1990s, Edward Mitchell
Contributor
Beilage Zaha
EDWARD MITCHELL
Way back in the early 1990s when I was just out of school and working in New York for Peter Eisenman, Greg Lynn and I got a call from a very well-known critic to hustle over to the Royalton because Zaha was in town and wanted to meet. Keep in mind that she had yet to build anything, but she was a tremendous force in architecture already – a rumor at the edge of what might yet be possible. Zaha was in town. Greg and I jumped in a cab and stumbled into the hotel bar where she was enthroned in a Philippe Starck chair with several acolytes at her feet. I recall that we ordered drinks and Zaha, in her deep rich voice asked the waiter to get her cigarettes.

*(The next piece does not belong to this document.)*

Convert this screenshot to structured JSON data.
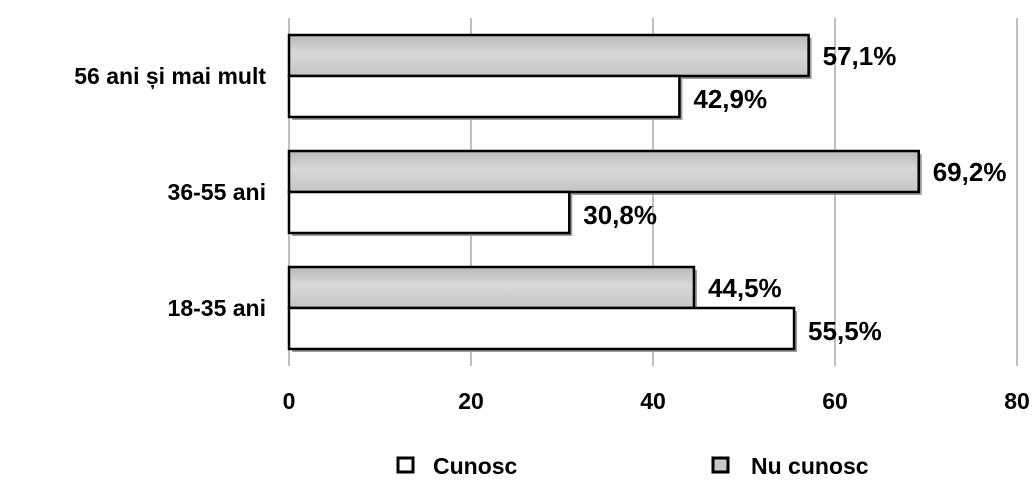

He returned with a pack of Camels balanced on a silver tray, and the critic started fumbling in his pocket to pay him. But Zaha in one sweeping motion reached under her Issey Miyake gown and conjured a $100 bill high in the air at the tip of her fingers. I started laughing and the critic wanted to know what I thought was so amusing. “What were you going to do,” I asked, “pull out a handful of quarters and ask for change?” Zaha, I suspected, had an audience and was more interested in making the grand gesture than satisfying the practical need for the cigarettes. All the gallant act of paying the waiter would have done was to spoil the trick of the levitating $100 bill.
The story does feel like a metaphor for her tremendous body of work and her grand mastery of the elegant, powerfully excessive gesture. Zaha was no role model. You cannot aspire to that kind of talent. For some, like me, the mundanity of the world needs surgeons, but once in a great while the world is lucky to be put under the spell of a grand and generous magician.